2. Positive responses give you the opportunity to ask permission to use their comments as testimonials. If they say you do a great job, this is far more believable than if you say it.
3. Negative comments are the schoolbooks from which we learn. They give us a chance to improve. They also alert us to unexpected customer perceptions and provide an opportunity to test whether other customers share their views. We can then work on influencing these perceptions.
4. The act of asking a question rather than purely giving information engages a different part of the brain and gets customers more actively thinking about the potential benefits of being your customer.
5. Customer surveys can be used to cement in the customer’s subconscious that dealing with you makes sense – This is the psychological principle of consistency.
Let’s explore the last point because it’s one you may not yet have thought through and used to your advantage.
In his groundbreaking book ‘Influence Science and Practice’ Dr Robert Cialdini outlines his 6 principles of persuasion. One of these is ‘Consistency’.
He quotes some great examples including where a university’s research team surveyed residents of a suburb on community issues. One of the questions was to ask them what they would say if approached by the American Cancer Society to spend three hours collecting money on their behalf. Not wanting to sound uncharitable most people said, “Yes” (easy to say when there is no ‘cost’). When the American Cancer Society called people who had said “Yes” a couple of weeks later and asked for their help in collecting in their neighbourhood the response rate was in excess of 700% higher than in neighbouring suburbs where the initial survey hadn’t been carried out.

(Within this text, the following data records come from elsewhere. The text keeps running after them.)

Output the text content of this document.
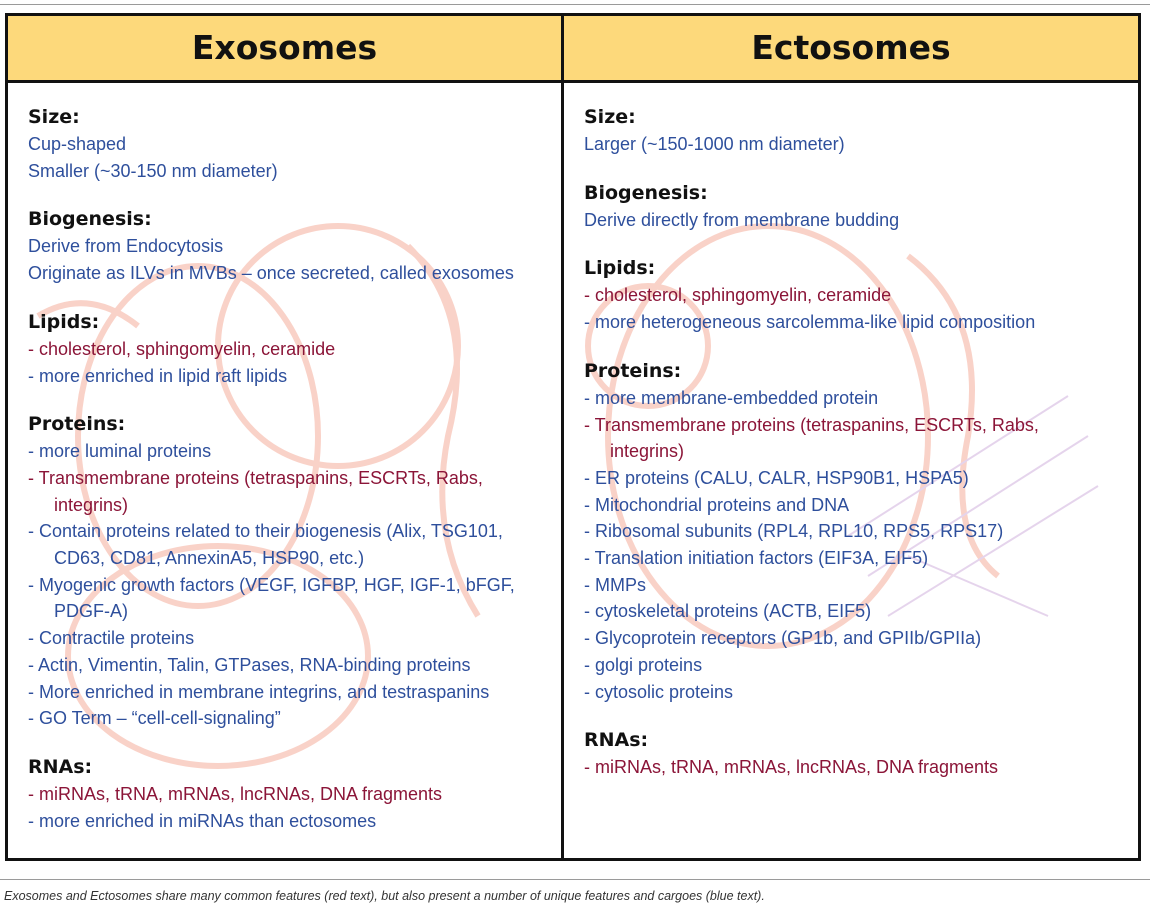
Exosomes	Ectosomes
Size:
Cup-shaped
Smaller (~30-150 nm diameter)
Biogenesis:
Derive from Endocytosis
Originate as ILVs in MVBs – once secreted, called exosomes
Lipids:
- cholesterol, sphingomyelin, ceramide
- more enriched in lipid raft lipids
Proteins:
- more luminal proteins
- Transmembrane proteins (tetraspanins, ESCRTs, Rabs,
integrins)
- Contain proteins related to their biogenesis (Alix, TSG101,
CD63, CD81, AnnexinA5, HSP90, etc.)
- Myogenic growth factors (VEGF, IGFBP, HGF, IGF-1, bFGF,
PDGF-A)
- Contractile proteins
- Actin, Vimentin, Talin, GTPases, RNA-binding proteins
- More enriched in membrane integrins, and testraspanins
- GO Term – “cell-cell-signaling”
RNAs:
- miRNAs, tRNA, mRNAs, lncRNAs, DNA fragments
- more enriched in miRNAs than ectosomes
Size:
Larger (~150-1000 nm diameter)
Biogenesis:
Derive directly from membrane budding
Lipids:
- cholesterol, sphingomyelin, ceramide
- more heterogeneous sarcolemma-like lipid composition
Proteins:
- more membrane-embedded protein
- Transmembrane proteins (tetraspanins, ESCRTs, Rabs,
integrins)
- ER proteins (CALU, CALR, HSP90B1, HSPA5)
- Mitochondrial proteins and DNA
- Ribosomal subunits (RPL4, RPL10, RPS5, RPS17)
- Translation initiation factors (EIF3A, EIF5)
- MMPs
- cytoskeletal proteins (ACTB, EIF5)
- Glycoprotein receptors (GP1b, and GPIIb/GPIIa)
- golgi proteins
- cytosolic proteins
RNAs:
- miRNAs, tRNA, mRNAs, lncRNAs, DNA fragments
Exosomes and Ectosomes share many common features (red text), but also present a number of unique features and cargoes (blue text).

The same survey strategy has been used in the US (where voting isn’t compulsory) to encourage people to vote. By asking citizens to predict whether they would vote on election day, researchers have been able to increase significantly the turnout at the polls among those called.
So, the research of Cialdini and others is telling us that people typically prefer their behaviours to be consistent with their pre-existing attitudes, statements, values and actions.

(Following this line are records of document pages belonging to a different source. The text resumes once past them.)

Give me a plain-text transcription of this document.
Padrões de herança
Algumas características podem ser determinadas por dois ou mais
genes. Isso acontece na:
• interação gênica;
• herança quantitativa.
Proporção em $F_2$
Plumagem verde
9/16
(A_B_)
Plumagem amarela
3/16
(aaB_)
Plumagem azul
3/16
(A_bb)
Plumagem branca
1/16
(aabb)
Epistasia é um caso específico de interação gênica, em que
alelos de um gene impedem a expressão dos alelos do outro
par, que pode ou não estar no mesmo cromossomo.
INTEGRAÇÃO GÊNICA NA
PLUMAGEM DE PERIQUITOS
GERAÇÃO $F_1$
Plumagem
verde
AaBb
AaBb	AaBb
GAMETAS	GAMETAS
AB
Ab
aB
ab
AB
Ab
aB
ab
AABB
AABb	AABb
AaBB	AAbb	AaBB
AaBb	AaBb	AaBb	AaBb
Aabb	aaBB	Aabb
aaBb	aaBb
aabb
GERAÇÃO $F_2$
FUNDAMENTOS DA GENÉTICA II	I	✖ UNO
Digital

In a follow up book that he co-authored with two other experts, ‘Yes! 50 secrets for the science of persuasion’ Cialdini points out that long term customers often forget why they chose you over the competition in the first place. This can mean that if a competitor comes up with a good deal they might be tempted to switch. So, you need to get them to remind themselves why they chose you. Feedback surveys (usually with an incentive for completion e.g. “Go in the draw to win...”) in which they are asked why they like doing business with you are a great way of achieving this.
The authors say that this process will strengthen your customers’ commitment to your organisation by reminding them that the continued relationship is rational rather than just habitual.